As the word ‘spirit’ meant nothing definite to me, I could have no idea of just what would move the Quakers, but I had a sense that it would be something within them, perhaps like the stirrings that sometimes moved me, and I may have had a vague notion that this something within them was somehow related to what people called God. I never thought to ask what the Quakers might do after they were moved.
Had I been invited in those days to attend a Friends meeting for worship I would have gladly gone. I would have gone because my picturings had given me good feelings about the Quakers. I would have gone because, young though I was, I liked to be silent now and again. Sometimes my best friend and I would sit quietly together, happy that we were together but not wanting to talk. Sometimes I would go off by myself on walks to look at the wonders of nature, to think my own thoughts, to dream, to feel something stirring in me for which I had no name. Or I might withdraw for a time from the activities of the boys and girls and sit on the porch of our house, my outward eyes watching them at play, my inward eyes turned to an inner life that was as real to me, and sometimes more wonderful than my life with the group.
Certain experiences I had when alone, certain experiences I had with my young friends, attitudes and feelings that would suddenly arise in me at any time or place—these made up the mainstream of my religious life. Such religion as I had was life-centered, not book-centered, not church-centered. It arose from the well of life within me, and within my friends and parents. It arose from the well of life within nature and the human world. It consisted in my response to flowers, trees, birds, snow, the smell of the earth after a spring rain, sunsets and the starry sky. It consisted in my devotion to pet rabbits and dogs, and to some interest or project that caught my imagination.
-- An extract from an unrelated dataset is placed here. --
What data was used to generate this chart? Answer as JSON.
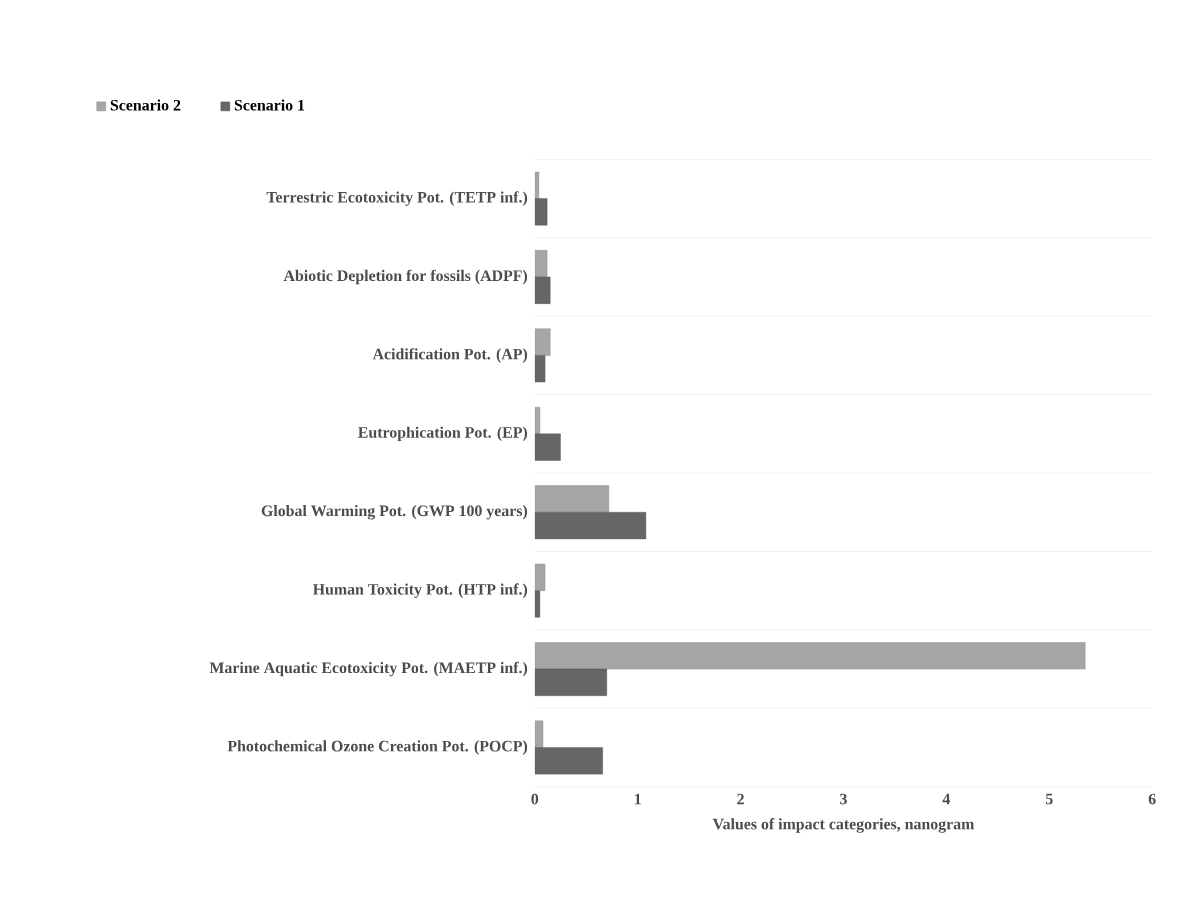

I had been taught several formal prayers. One of these I said every night, regularly, before getting into bed. But I am thinking of the unformed prayers that welled up in me whenever I had need of them. I had been read some stories from the Bible and some of the psalms, and from these I had doubtless gained attitudes of reverence. But I am thinking of the worship that spontaneously arose as I beheld the wonders of the world which God created. Young eyes are new eyes, and to new eyes all things are fresh, vivid, original.
It is sometimes asked if children and young people are capable of the religious life. Certainly they are not capable of sustained effort towards an unswerving aim. Certainly they cannot hold themselves to a consistent discipline. They cannot engage in the religious life as a conscious way of living. These abilities come only as we grow up and subject ourselves to training. But, just as certainly, young people do have religious experiences, and these often are more vivid and glowing than those of the elders. That is it—children can glow. They can light up. This capacity to glow is at the very heart of what we are talking about.